California, by Edan Lepucki, starts with a fairly typical post-apocalyptic world. Society has collapsed. People struggle to survive in primitive conditions, except for a few pockets of rich people who isolate themselves communities.

But Lepucki takes a different approach to the genre and focuses on the effect that this environment has on the marriage of the two main characters, Cal and Frida. The chapters alternate between the the points of view of Frida and Cal. When I started the book, I didn’t notice the author’s name and to her credit I could not tell whether the author was male or female from her writing. Lepucki writes believably from both a man’s and a woman’s perspective.

The book starts slowly, building the characters and the situation. Cal and Frida live in primitive conditions, barely sustaining their own lives. Frida finds out that she is pregnant and this serves as the catalyst for change that drives the entire novel.

I don’t like to give spoilers in reviews. It all comes down to helping you understand whether you would like to spend your time and money on this book.

The majority of the book consists of introspection. You’ll grow to have a deep understanding of both Frida and Cal and you’ll understand how they can experience the same events and see things in different ways. It’s a beautiful use of an extraordinary situation to illustrate the all too ordinary issues that come up in marriage.

There is relatively little action if you think of action as physical movement. But action in a good novel can come from a character’s changing thoughts and the controlled revealing of information. Lepucki is masterful at moving the story along and gradually revealing the background that the reader needs to know to understand the characters and the situation. There is no awkward prologue that explains the world of the story.

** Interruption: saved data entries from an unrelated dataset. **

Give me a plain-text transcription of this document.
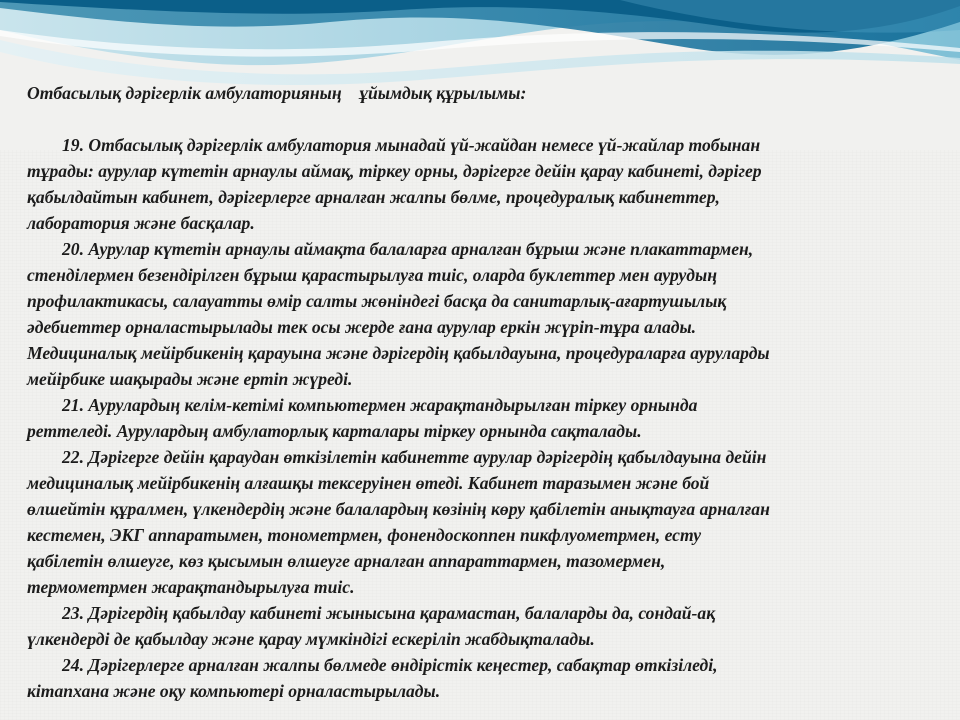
Отбасылық дәрігерлік амбулаторияның    ұйымдық құрылымы:
19. Отбасылық дәрігерлік амбулатория мынадай үй-жайдан немесе үй-жайлар тобынан
тұрады: аурулар күтетін арнаулы аймақ, тіркеу орны, дәрігерге дейін қарау кабинеті, дәрігер
қабылдайтын кабинет, дәрігерлерге арналған жалпы бөлме, процедуралық кабинеттер,
лаборатория және басқалар.
20. Аурулар күтетін арнаулы аймақта балаларға арналған бұрыш және плакаттармен,
стенділермен безендірілген бұрыш қарастырылуға тиіс, оларда буклеттер мен аурудың
профилактикасы, салауатты өмір салты жөніндегі басқа да санитарлық-ағартушылық
әдебиеттер орналастырылады тек осы жерде ғана аурулар еркін жүріп-тұра алады.
Медициналық мейірбикенің қарауына және дәрігердің қабылдауына, процедураларға ауруларды
мейірбике шақырады және ертіп жүреді.
21. Аурулардың келім-кетімі компьютермен жарақтандырылған тіркеу орнында
реттеледі. Аурулардың амбулаторлық карталары тіркеу орнында сақталады.
22. Дәрігерге дейін қараудан өткізілетін кабинетте аурулар дәрігердің қабылдауына дейін
медициналық мейірбикенің алғашқы тексеруінен өтеді. Кабинет таразымен және бой
өлшейтін құралмен, үлкендердің және балалардың көзінің көру қабілетін анықтауға арналған
кестемен, ЭКГ аппаратымен, тонометрмен, фонендоскоппен пикфлуометрмен, есту
қабілетін өлшеуге, көз қысымын өлшеуге арналған аппараттармен, тазомермен,
термометрмен жарақтандырылуға тиіс.
23. Дәрігердің қабылдау кабинеті жынысына қарамастан, балаларды да, сондай-ақ
үлкендерді де қабылдау және қарау мүмкіндігі ескеріліп жабдықталады.
24. Дәрігерлерге арналған жалпы бөлмеде өндірістік кеңестер, сабақтар өткізіледі,
кітапхана және оқу компьютері орналастырылады.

California had one of my favorite characteristics of a book: no obvious villains. There are characters that you could end up thinking of as evil, but you see why they act the way they do. They aren’t simply mustache-twirling villains that do nothing but oppose the heroes simply for the sake of evilness.

I read the first few chapters, enjoying them, but didn’t feel particularly compelled to read outside of my normal routine reading time. But as the story develops, the tension builds and I found myself reading whenever I could find the time, enjoying the growing sense that something big is going to be revealed.

Many things are revealed. Some are surprising. Some are expected, but in the good sense, where you anticipate them from little clues the author has left that the characters don’t realize.

But the ending let me down. It didn’t resolve some of the big questions that had been so carefully developed and it raised more questions at the last minute. The ending was realistic. In real life things don’t always wrap up neatly. People don’t always defeat those who oppose them. But we read stories to have questions answered. To see what will happen. To have that sense of resolution, good or bad, that we so often miss in our lives.

So if you like beautiful writing where you will get to deeply know two characters, this could be the book for you. But if you need a story to come to a satisfying conclusion, I would skip it.